13.04.12

This morning Ivor Indyk is giving a talk on Provincialism and Encyclopaedism, with Les Murray as his prime example, so I go out to the Uni to hear it. It’s a forty minute drive, I always have trouble finding my way out there (among the buildings I mean) and I get to 3.G.55 just as he’s being introduced. I pour myself a cup of coffee, take a piece of chocolate mud cake and a spare chair and place it at the back next to Chris, amongst much else the translator of BolañoIvor doesn’t stand, he sits at a table and reads his paper, but it’s a compelling performance anyway – he’s very much at ease and quite capable of digressing then, without confusion or stress, returning to his argument . . .  which is:

As a term, provincialism invariably gets a bad press. It is associated in most people’s minds with narrow-mindedness, ignorance, belatedness and even foolishness. But there is one quality which is characteristic of the provincial, which is undeniably positive – this is the capacity for wonder. Wonder is an expansive emotion – it sees the detail in its amplitude, and a world in the detail, so that everything is implicit in the one thing, and that one thing, however remote, offers access to all things. Les Murray, the ‘subhuman redneck’ poet, is the most avowedly provincial poet in contemporary Australian literature. His poetry exhibits this expansive quality to an encyclopaedic extreme. This paper considers the relation between provincialism and encyclopaedism in his writing, to the point where it reaches the very edge of things, and still seeks to imagine beyond.

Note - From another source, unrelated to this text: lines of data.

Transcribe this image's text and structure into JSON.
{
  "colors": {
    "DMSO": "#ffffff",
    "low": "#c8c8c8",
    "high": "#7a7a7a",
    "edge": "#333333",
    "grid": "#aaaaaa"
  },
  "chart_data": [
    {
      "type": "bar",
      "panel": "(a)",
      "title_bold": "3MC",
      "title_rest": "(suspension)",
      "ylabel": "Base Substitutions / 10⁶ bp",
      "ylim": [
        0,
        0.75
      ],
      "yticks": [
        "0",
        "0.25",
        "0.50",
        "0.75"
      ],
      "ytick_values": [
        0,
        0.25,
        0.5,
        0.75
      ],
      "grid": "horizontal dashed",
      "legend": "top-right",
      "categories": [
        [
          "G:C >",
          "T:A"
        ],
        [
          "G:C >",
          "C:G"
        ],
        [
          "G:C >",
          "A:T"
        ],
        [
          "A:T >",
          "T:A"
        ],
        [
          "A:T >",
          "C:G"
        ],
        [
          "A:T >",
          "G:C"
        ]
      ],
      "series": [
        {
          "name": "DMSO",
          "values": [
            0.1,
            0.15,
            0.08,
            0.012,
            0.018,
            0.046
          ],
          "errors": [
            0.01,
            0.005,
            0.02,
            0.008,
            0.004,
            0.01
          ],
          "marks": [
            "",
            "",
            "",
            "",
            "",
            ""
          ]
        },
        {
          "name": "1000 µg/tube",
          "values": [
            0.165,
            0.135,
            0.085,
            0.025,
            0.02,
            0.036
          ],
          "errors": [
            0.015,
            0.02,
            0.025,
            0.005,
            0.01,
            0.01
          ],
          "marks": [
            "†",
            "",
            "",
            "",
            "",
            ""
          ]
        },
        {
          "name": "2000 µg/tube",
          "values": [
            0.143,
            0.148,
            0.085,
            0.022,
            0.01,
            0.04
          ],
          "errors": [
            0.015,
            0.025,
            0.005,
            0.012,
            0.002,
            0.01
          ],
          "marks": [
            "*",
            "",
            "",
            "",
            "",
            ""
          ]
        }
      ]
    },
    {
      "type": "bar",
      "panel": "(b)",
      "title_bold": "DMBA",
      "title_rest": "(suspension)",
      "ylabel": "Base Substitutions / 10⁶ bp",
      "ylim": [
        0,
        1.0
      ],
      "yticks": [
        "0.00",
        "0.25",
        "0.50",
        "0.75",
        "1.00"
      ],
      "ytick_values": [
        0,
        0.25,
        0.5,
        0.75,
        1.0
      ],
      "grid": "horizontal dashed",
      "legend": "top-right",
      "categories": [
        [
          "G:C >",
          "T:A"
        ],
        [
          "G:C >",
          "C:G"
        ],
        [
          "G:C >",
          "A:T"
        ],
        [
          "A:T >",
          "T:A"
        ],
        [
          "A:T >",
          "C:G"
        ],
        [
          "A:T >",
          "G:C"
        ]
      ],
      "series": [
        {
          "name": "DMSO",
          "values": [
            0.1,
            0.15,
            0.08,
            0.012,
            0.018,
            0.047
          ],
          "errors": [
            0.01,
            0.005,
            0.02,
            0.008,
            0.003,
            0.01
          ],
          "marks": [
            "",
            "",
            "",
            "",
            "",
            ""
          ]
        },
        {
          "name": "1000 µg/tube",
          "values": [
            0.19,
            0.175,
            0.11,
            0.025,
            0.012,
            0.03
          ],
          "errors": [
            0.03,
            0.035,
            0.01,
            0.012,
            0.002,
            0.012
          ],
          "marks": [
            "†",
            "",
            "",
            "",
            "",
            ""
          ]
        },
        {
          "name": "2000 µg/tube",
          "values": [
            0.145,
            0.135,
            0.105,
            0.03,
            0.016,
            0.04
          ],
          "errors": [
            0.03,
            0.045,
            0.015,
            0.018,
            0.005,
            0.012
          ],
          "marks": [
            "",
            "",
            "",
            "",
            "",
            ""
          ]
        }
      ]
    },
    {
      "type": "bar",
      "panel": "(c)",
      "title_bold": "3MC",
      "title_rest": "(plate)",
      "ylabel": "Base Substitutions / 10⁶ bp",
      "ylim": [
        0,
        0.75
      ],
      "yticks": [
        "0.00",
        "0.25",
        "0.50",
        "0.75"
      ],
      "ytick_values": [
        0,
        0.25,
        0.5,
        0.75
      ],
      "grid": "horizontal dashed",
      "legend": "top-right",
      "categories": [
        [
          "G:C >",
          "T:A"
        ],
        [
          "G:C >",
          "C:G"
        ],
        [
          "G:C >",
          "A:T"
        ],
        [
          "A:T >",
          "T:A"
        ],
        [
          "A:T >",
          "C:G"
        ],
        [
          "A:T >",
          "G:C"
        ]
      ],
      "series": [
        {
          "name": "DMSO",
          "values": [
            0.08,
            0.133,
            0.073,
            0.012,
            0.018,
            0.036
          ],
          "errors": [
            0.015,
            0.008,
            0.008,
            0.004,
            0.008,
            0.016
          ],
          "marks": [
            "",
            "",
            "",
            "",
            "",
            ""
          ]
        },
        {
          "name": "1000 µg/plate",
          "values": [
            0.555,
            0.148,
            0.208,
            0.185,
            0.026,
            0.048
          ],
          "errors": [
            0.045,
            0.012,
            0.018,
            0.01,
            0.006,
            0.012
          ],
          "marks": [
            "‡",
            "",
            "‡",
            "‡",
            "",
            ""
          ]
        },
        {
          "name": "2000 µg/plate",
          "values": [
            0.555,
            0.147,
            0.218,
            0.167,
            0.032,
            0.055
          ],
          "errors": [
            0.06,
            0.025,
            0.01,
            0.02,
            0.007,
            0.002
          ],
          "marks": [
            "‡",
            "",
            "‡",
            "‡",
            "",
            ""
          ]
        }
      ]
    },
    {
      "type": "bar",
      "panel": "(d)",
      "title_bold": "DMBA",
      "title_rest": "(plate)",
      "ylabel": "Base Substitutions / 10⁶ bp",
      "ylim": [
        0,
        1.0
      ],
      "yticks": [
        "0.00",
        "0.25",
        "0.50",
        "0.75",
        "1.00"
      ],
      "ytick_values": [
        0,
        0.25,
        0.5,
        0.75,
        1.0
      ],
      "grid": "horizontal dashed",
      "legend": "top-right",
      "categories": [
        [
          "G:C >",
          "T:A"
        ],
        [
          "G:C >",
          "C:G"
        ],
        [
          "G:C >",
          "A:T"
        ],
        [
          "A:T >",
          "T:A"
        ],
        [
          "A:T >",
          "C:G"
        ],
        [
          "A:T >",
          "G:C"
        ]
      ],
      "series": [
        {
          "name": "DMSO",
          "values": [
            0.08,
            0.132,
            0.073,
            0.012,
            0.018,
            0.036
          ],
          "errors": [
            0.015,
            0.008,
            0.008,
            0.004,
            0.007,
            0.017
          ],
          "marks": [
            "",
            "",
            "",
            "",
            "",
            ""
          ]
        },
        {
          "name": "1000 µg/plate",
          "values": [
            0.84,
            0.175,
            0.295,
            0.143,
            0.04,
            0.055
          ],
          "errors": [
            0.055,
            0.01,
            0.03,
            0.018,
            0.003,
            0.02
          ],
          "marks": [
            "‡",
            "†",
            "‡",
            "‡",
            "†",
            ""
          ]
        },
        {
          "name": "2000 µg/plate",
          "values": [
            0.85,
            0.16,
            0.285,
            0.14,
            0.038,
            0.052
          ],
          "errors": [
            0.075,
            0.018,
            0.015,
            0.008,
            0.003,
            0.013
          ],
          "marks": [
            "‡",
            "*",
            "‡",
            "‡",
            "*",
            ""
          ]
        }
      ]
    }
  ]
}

As he explains in his intro, Ivor’s been exploring certain qualities that are characteristic of or in our literature – awkwardness, shyness, self-consciousness – in such a way as to discover their positive attributes within their mainly negative construction. He’s chosen provincialism above localism or regionalism because, not in spite of, its negative connotations; and wants to show how, in Big Les’s hands, the inhabitation of a spot that is not the metropolis but a kind of antipodes to it, opens up various qualities and strategies: the capacity for wonder is one of the provincial virtues, he says; as is the encyclopedic instinct – the catalogue as a means by which such wonder might be expressed. In general terms, he suggests, as Les enacts his provincial self, his bumpkin clowning, his knowing fool-ish-ness, his elemental wonder, he at the same time asserts that there is nothing intrinsically outside his purview, nothing he cannot, at least in principle, incorporate into himself.

Or at least that’s how I understand what he was saying. I was fully persuaded, just as I was, last year, when he explored awkwardness as a quality in Patrick White’s novels. It’s strange, today, to hear the sophisticated, urban intellectual give such a sympathetic account of the work of the self-described sub-human redneck and, in question time, you can hear the bewilderment of some of the members of the audience as they attempt to find a chink in the argument that will let them reclaim primacy for the metropolis they feel they represent. No chance. Ivor’s quick on his mental feet, has a sharp mind and also the confidence that comes from a well-founded argument. To be a dweller in an antipodean city, he says, to attend an Australian university, is not necessarily to live beyond the bounds of the provincial.

I always go through a complex debate in my head at these things – it’s natural for me to want to add my bit to the discussion; on the other hand, I usually feel like I’m some kind of interloper here: not so much a bumpkin perhaps as a denizen of the streets, with a whiff of the disreputable about me. Last time I was out here, listening to Gail Jones talk about Walter Benjamin and Lola Rudge, when I opened my mouth in question time everyone in the room turned as one in their seats to see who that anomalous voice belonged to . . . so I restrain myself while the clever people talk of Deleuze and Derrida and whatnot; but when Eileen Chung mentions she first encountered Les Murray in a cinema in Singapore, as the voice over for an advertisement designed to entice tourists to Australia, I have to speak.

I say that the problem for me in reading Les Murray is the way you feel you have to climb inside that gargantuan body, that massive egg head, and see the world through his eyes; the way you have to become the ghost in his machine, the actor pulling the strings of his marionette  . . . that’s just an observation though, my question, arising from Eileen’s anecdote, is: At what point does provincialism morph into nationalism? There’s a palpable pause, a shift in the room. Ivor says he doesn’t know – perhaps I have something more to say about it? I say that Les is more likely to declare Bunyah an independent republic than he is to espouse more traditional forms of nationalism and Ivor responds by remarking that Les did in fact  join the New England separatist movement when it was active a few years ago.

Afterwards I have a chat with the HoD about a seminar he’s suggested I might want to organise for later in the year – my other purpose in coming out here – and then, after telling Eileen I can’t come to the Poem of the Month that she’s presenting – Philip Levine’s ‘The Mercy’ – slip away. It’s a feeling not unlike the one I get when I finish a taxi shift . . . free at last. Or, in the opening words of Joseph Furphy’s Such is Life – which Ivor quoted in his talk – unemployed at last. As if idleness were my natural state. Which it probably is . . . an obsessive, wondering, delighted, delightful, provincial idleness. I’ll give the rest of the day over to that.